Establishing permanent peace with AKP government not easy work, HDP co-head says
ISTANBUL
AA Photo
Establishing permanent peace and ensuring democracy by working with today’s government is not easy work, Peoples’ Democratic Party (HDP) co-head Selahattin Demirtaş has said.Even if negotiations in the peace process would continue for 50 years, it is hard to establish a permanent peace with the ruling Justice and Development Party (AKP) government, which has a shrinking and regressive understanding of democracy, Demirtaş said during a live television program on private broadcaster CNNTürk on Jan. 18.
“Expecting a solution to the Kurdish bid and the democracy problem ongoing for 100 years in three or four months [until the upcoming elections] would be a fantasy,” he added.
Demirtaş also touched on unrest in the southeastern district of Cizre, which has risen sharply with the recent killings of youths, accusing the government of implementing a policy of tension in the region.
“There are powers embedded in the government which have been trying to begin a conflict that can break the peace process for a long time. But these are not powers unknown by the AKP or formed despite the government,” he said. “The government is using this as a policy of controlled tension. I don’t see what happened in Cizre as a move against the AKP.”
“The government wants to send a message. It probably says ‘I can hold these powers of democracy as a sword above the public if I wish. Don’t trust yourself that much. I can mobilize such powers whenever I want. You cannot do anything,’” he said.
Demirtaş also said that the relationship between the government and the Islamic State of Iraq and the Levant (ISIL) was only the distance between phone calls, referring to the recovering of a captured non-commissioned officer, as well as 49 people taken hostage in Mosul, from the jihadists.

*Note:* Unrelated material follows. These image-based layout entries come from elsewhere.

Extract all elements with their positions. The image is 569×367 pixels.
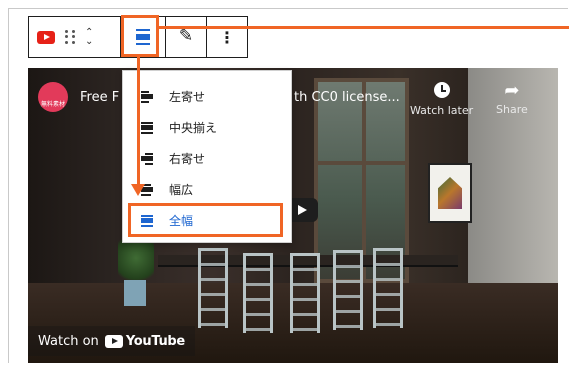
- menu-item-align-full[interactable]: 全幅: [123, 205, 291, 236]
- align-center-icon: [141, 121, 153, 134]
- move-down-icon[interactable]: ⌄: [85, 37, 93, 47]
- more-options-button[interactable]: ⋮: [219, 17, 235, 57]
- align-right-icon: [141, 152, 153, 165]
- menu-item-align-right[interactable]: 右寄せ: [123, 143, 291, 174]
- move-up-down-icon: ⌃ ⌄: [85, 28, 93, 47]
- clock-icon: [433, 82, 450, 98]
- video-title-start[interactable]: Free F: [80, 90, 119, 105]
- block-type-button[interactable]: [37, 17, 55, 57]
- pencil-icon: ✎: [178, 26, 194, 46]
- menu-item-label: 全幅: [169, 214, 194, 228]
- drag-handle-icon: [65, 30, 75, 44]
- share-icon: ➦: [504, 80, 520, 101]
- youtube-play-icon: [104, 334, 123, 348]
- callout-arrow-line: [137, 57, 140, 187]
- callout-line: [159, 26, 569, 29]
- video-title-end[interactable]: th CC0 license...: [294, 90, 400, 105]
- menu-item-label: 右寄せ: [169, 152, 206, 166]
- toolbar-align-group: [121, 17, 166, 57]
- edit-url-button[interactable]: ✎: [179, 17, 193, 57]
- watch-on-youtube-link[interactable]: Watch on YouTube: [28, 326, 195, 356]
- move-block-buttons[interactable]: ⌃ ⌄: [85, 17, 93, 57]
- menu-item-align-wide[interactable]: 幅広: [123, 174, 291, 205]
- callout-arrow-head: [131, 184, 145, 196]
- toolbar-block-group: ⌃ ⌄: [29, 17, 121, 57]
- channel-avatar[interactable]: 無料素材: [38, 82, 68, 112]
- menu-item-align-center[interactable]: 中央揃え: [123, 112, 291, 143]
- menu-item-label: 中央揃え: [169, 121, 218, 135]
- align-full-icon: [136, 29, 150, 45]
- align-button[interactable]: [136, 17, 150, 57]
- drag-handle[interactable]: [65, 17, 75, 57]
- toolbar-edit-group: ✎: [166, 17, 207, 57]
- toolbar-more-group: ⋮: [207, 17, 247, 57]
- youtube-logo: YouTube: [104, 334, 185, 349]
- align-dropdown-menu: 左寄せ 中央揃え 右寄せ 幅広 全幅: [122, 70, 292, 243]
- more-vertical-icon: ⋮: [219, 27, 235, 47]
- align-left-icon: [141, 90, 153, 103]
- video-painting-scene: [428, 163, 472, 223]
- menu-item-label: 左寄せ: [169, 90, 206, 104]
- share-button[interactable]: ➦ Share: [496, 80, 528, 116]
- align-full-icon: [141, 214, 153, 227]
- watch-later-button[interactable]: Watch later: [410, 80, 473, 117]
- block-toolbar: ⌃ ⌄ ✎ ⋮: [28, 16, 248, 58]
- menu-item-label: 幅広: [169, 183, 194, 197]
- menu-item-align-left[interactable]: 左寄せ: [123, 81, 291, 112]
- youtube-icon: [37, 30, 55, 44]
- youtube-embed[interactable]: 無料素材 Free F th CC0 license... Watch late…: [28, 68, 558, 363]
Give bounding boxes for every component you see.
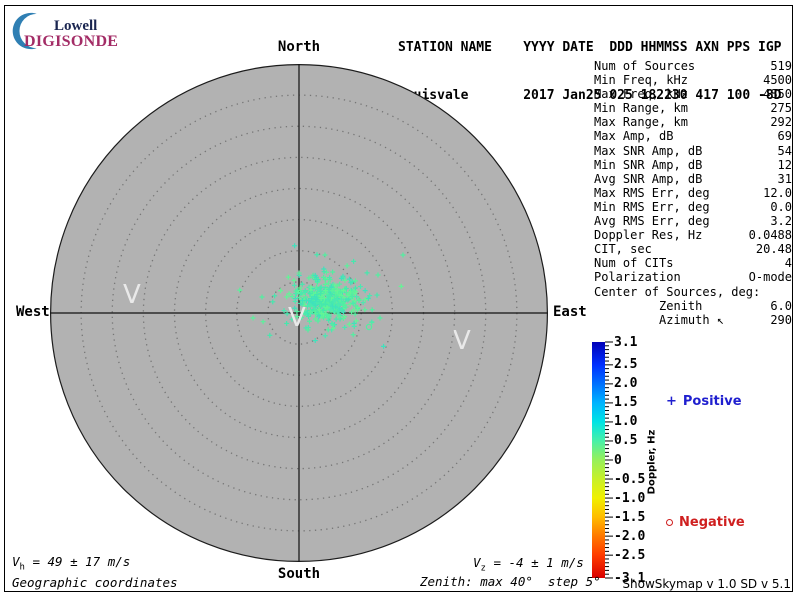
colorbar-tick-label: -2.5 (614, 547, 646, 563)
stat-label: Zenith (594, 298, 703, 313)
lowell-digisonde-logo: Lowell DIGISONDE (8, 9, 118, 51)
colorbar-tick-label: -1.5 (614, 509, 646, 525)
stat-label: Polarization (594, 270, 681, 285)
vertical-velocity-readout: Vz = -4 ± 1 m/s (473, 555, 584, 574)
stat-label: Max Range, km (594, 115, 688, 130)
stat-label: Doppler Res, Hz (594, 228, 703, 243)
stat-value: 275 (770, 101, 792, 116)
stat-row: Min Freq, kHz 4500 (594, 73, 792, 87)
software-version-label: ShowSkymap v 1.0 SD v 5.1 (622, 577, 791, 591)
colorbar-axis-title: Doppler, Hz (646, 429, 658, 495)
stat-row: Max Range, km 292 (594, 115, 792, 129)
stat-row: Doppler Res, Hz 0.0488 (594, 228, 792, 242)
stat-value: 519 (770, 59, 792, 73)
logo-digisonde-text: DIGISONDE (24, 33, 119, 50)
stat-value: 292 (770, 115, 792, 130)
coordinates-mode-label: Geographic coordinates (12, 575, 178, 590)
stat-row: Polarization O-mode (594, 270, 792, 284)
legend-negative: Negative (666, 515, 745, 530)
stat-label: Center of Sources, deg: (594, 284, 761, 299)
stat-row: Max RMS Err, deg 12.0 (594, 186, 792, 200)
stat-label: Num of Sources (594, 59, 696, 73)
stat-label: Max SNR Amp, dB (594, 143, 703, 158)
stat-label: Max Amp, dB (594, 129, 674, 144)
stat-value: 3.2 (770, 214, 792, 229)
skymap-polar-plot: V V V (50, 64, 548, 562)
stat-label: Azimuth ↖ (594, 312, 725, 327)
stat-row: Center of Sources, deg: (594, 285, 792, 299)
stat-row: Min SNR Amp, dB 12 (594, 158, 792, 172)
colorbar-tick-label: 3.1 (614, 334, 638, 350)
stat-label: Min Range, km (594, 101, 688, 116)
colorbar-tick-label: -0.5 (614, 471, 646, 487)
stat-row: Azimuth ↖ 290 (594, 313, 792, 327)
stat-label: CIT, sec (594, 242, 652, 257)
stat-label: Max RMS Err, deg (594, 185, 710, 200)
stat-value: 6.0 (770, 298, 792, 313)
colorbar-tick-label: 2.5 (614, 357, 638, 373)
stat-value: 4500 (763, 73, 792, 88)
compass-label-south: South (277, 566, 321, 582)
stat-value: 4 (784, 256, 792, 271)
stat-row: Num of CITs 4 (594, 256, 792, 270)
stat-value: 31 (777, 171, 792, 186)
stat-row: Zenith 6.0 (594, 299, 792, 313)
stat-value: 20.48 (755, 242, 792, 257)
vz-symbol: V (473, 555, 481, 570)
colorbar-tick-label: 1.0 (614, 414, 638, 430)
colorbar-ticks (605, 341, 613, 579)
plus-marker-icon: + (666, 394, 677, 409)
header-columns-line: STATION NAME YYYY DATE DDD HHMMSS AXN PP… (398, 40, 782, 55)
doppler-colorbar (592, 342, 605, 578)
vz-value: = -4 ± 1 m/s (485, 555, 584, 570)
zenith-range-note: Zenith: max 40° step 5° (420, 574, 601, 589)
velocity-v-mark: V (123, 280, 141, 310)
colorbar-tick-label: 0 (614, 452, 622, 468)
stat-label: Avg RMS Err, deg (594, 214, 710, 229)
compass-label-north: North (277, 39, 321, 55)
stat-value: 290 (770, 312, 792, 327)
velocity-v-mark: V (453, 326, 471, 356)
legend-negative-label: Negative (679, 515, 745, 530)
stat-value: 4850 (763, 87, 792, 102)
legend-positive: + Positive (666, 394, 742, 409)
stat-row: Avg SNR Amp, dB 31 (594, 172, 792, 186)
compass-label-west: West (16, 304, 50, 320)
horizontal-velocity-readout: Vh = 49 ± 17 m/s (12, 554, 130, 573)
stat-label: Min Freq, kHz (594, 73, 688, 88)
vh-value: = 49 ± 17 m/s (24, 554, 131, 569)
stat-row: Max Amp, dB 69 (594, 129, 792, 143)
stat-row: Avg RMS Err, deg 3.2 (594, 214, 792, 228)
stat-value: 12.0 (763, 185, 792, 200)
colorbar-tick-label: -2.0 (614, 528, 646, 544)
stat-row: Min Range, km 275 (594, 101, 792, 115)
colorbar-tick-label: 0.5 (614, 433, 638, 449)
circle-marker-icon (666, 519, 673, 526)
colorbar-tick-label: 1.5 (614, 395, 638, 411)
stat-label: Num of CITs (594, 256, 674, 271)
stat-value: O-mode (748, 270, 792, 285)
stat-label: Avg SNR Amp, dB (594, 171, 703, 186)
stat-value: 0.0 (770, 199, 792, 214)
compass-label-east: East (553, 304, 587, 320)
stat-row: Max Freq, kHz 4850 (594, 87, 792, 101)
stat-row: Min RMS Err, deg 0.0 (594, 200, 792, 214)
stat-label: Max Freq, kHz (594, 87, 688, 102)
stat-label: Min RMS Err, deg (594, 199, 710, 214)
stat-row: CIT, sec 20.48 (594, 242, 792, 256)
stat-value: 0.0488 (748, 228, 792, 243)
stat-value: 69 (777, 129, 792, 144)
stat-label: Min SNR Amp, dB (594, 157, 703, 172)
legend-positive-label: Positive (682, 394, 742, 409)
stat-row: Num of Sources 519 (594, 59, 792, 73)
colorbar-tick-label: -1.0 (614, 490, 646, 506)
stat-value: 54 (777, 143, 792, 158)
velocity-v-mark: V (288, 303, 306, 333)
stat-row: Max SNR Amp, dB 54 (594, 144, 792, 158)
vh-symbol: V (12, 554, 20, 569)
stat-value: 12 (777, 157, 792, 172)
colorbar-tick-label: 2.0 (614, 376, 638, 392)
measurement-stats-panel: Num of Sources 519 Min Freq, kHz 4500 Max Fr… (594, 59, 792, 327)
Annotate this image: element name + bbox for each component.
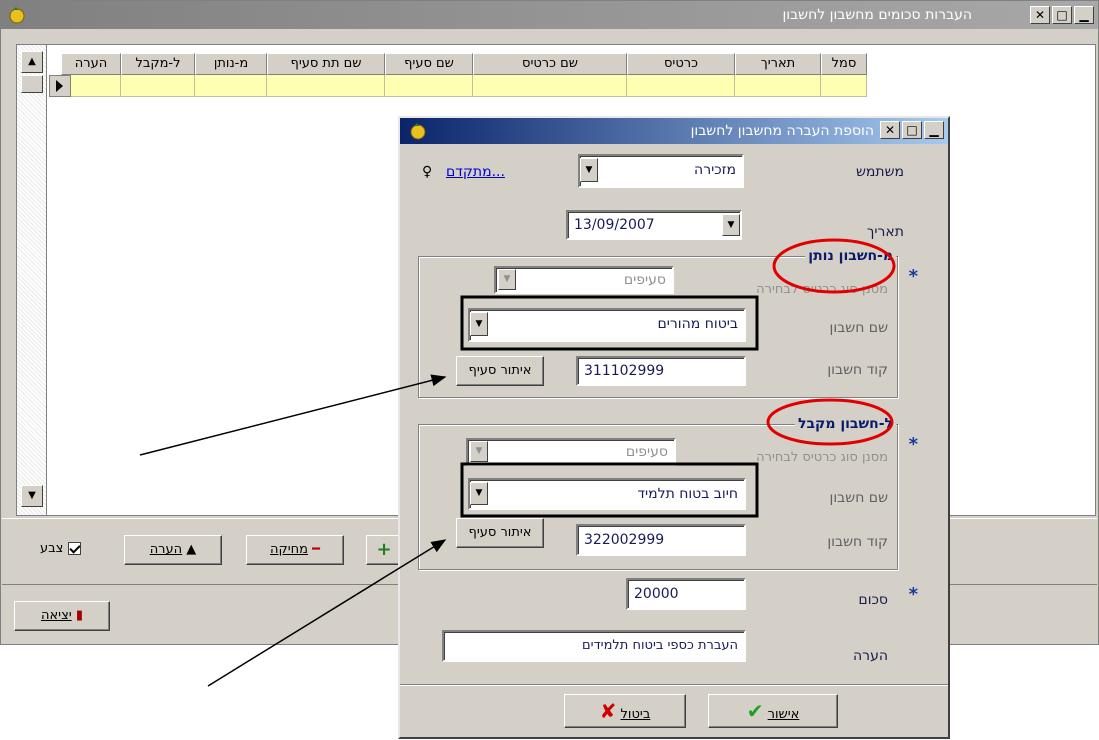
annotation-box-to (460, 462, 759, 518)
annotation-arrow-to (207, 539, 447, 687)
annotation-ellipse-from (772, 238, 896, 294)
annotation-overlay (139, 238, 896, 687)
annotation-box-from (460, 295, 759, 351)
annotation-ellipse-to (766, 398, 894, 446)
annotation-arrow-from (139, 374, 447, 456)
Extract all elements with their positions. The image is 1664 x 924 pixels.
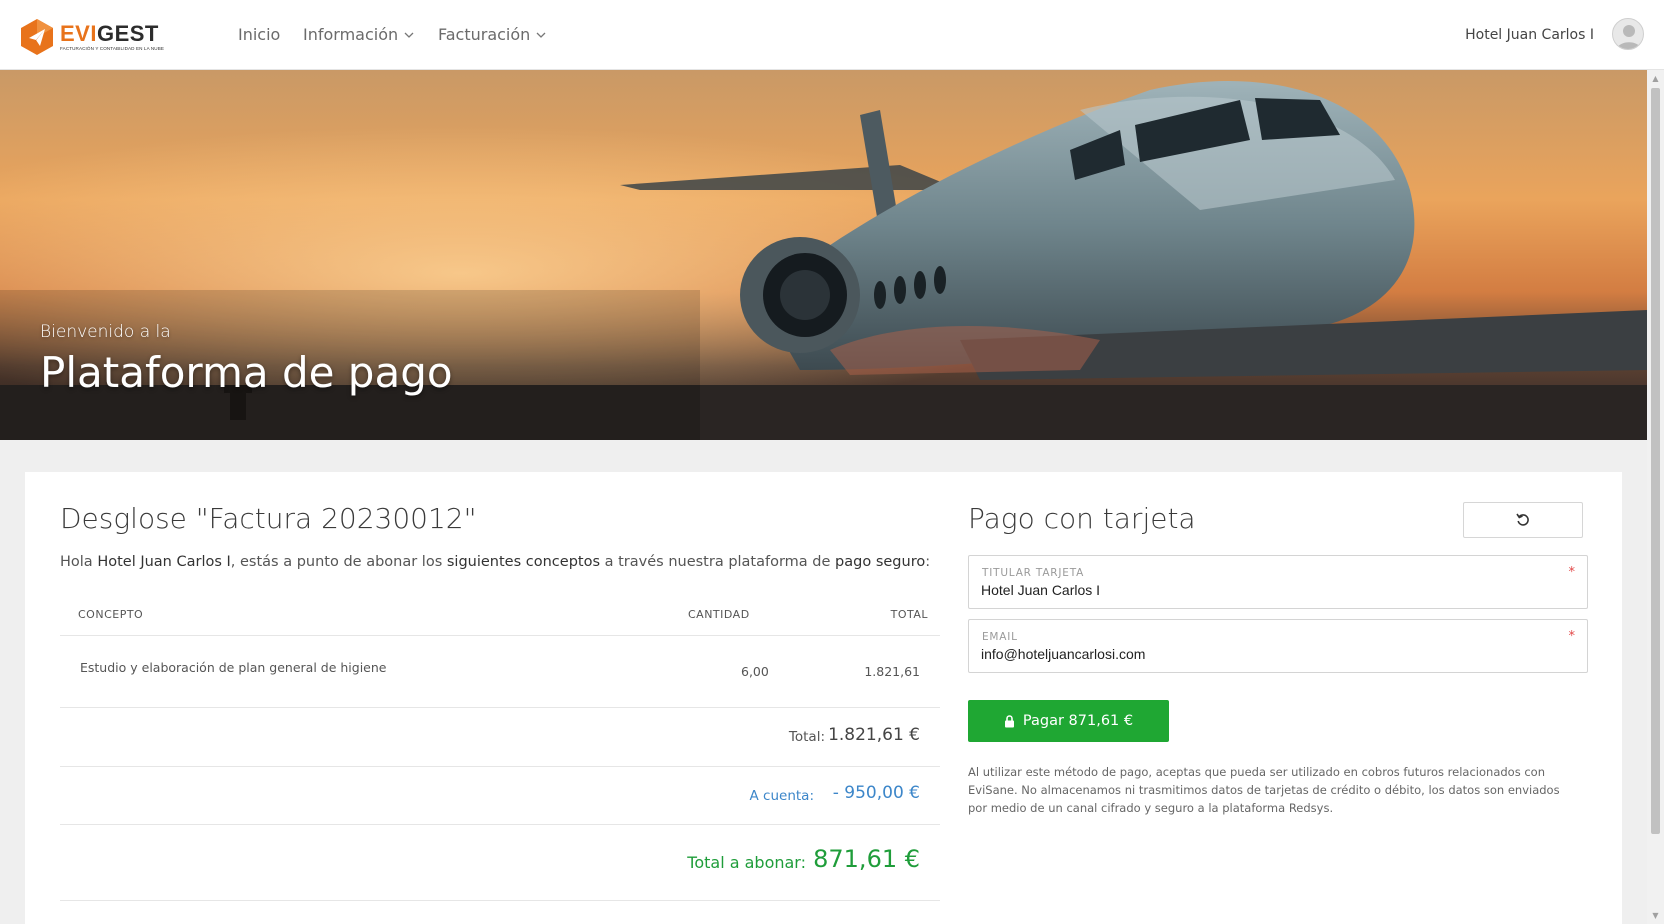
cuenta-label: A cuenta: [749,788,814,804]
abonar-label: Total a abonar: [687,853,806,872]
intro-text: a través nuestra plataforma de [600,554,836,570]
table-header: CONCEPTO CANTIDAD TOTAL [60,606,940,636]
user-name[interactable]: Hotel Juan Carlos I [1465,27,1594,43]
email-input[interactable] [981,646,1561,662]
user-avatar-icon[interactable] [1612,18,1644,50]
scroll-up-arrow-icon[interactable]: ▲ [1651,74,1660,83]
nav-inicio[interactable]: Inicio [238,25,280,44]
intro-client-name: Hotel Juan Carlos I [97,554,231,570]
breakdown-title: Desglose "Factura 20230012" [60,502,477,535]
brand-tagline: FACTURACIÓN Y CONTABILIDAD EN LA NUBE [60,45,165,51]
hero-title: Plataforma de pago [40,348,453,397]
abonar-value: 871,61 € [813,845,920,873]
email-field[interactable]: EMAIL * [968,619,1588,673]
total-value: 1.821,61 € [828,725,920,745]
col-concepto: CONCEPTO [78,608,144,621]
brand-name-part1: EVI [60,20,97,46]
hero-subtitle: Bienvenido a la [40,322,171,342]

He accused the government of tolerating those who were determined to be jihadists by allowing them to cross into Syria with touristic visas, saying that almost all of the militants of al-Nusra and ISIL arrived in Syria via Turkey.
The suicide bomber who hit Istanbul’s touristic site of Sultanahmet was covered-up by government officials because she was a Salafi, Demirtaş said, adding that the reaction would be louder if the assailant had been a member of the outlawed Revolutionary People’s Liberation Party/Front (DHKP/C).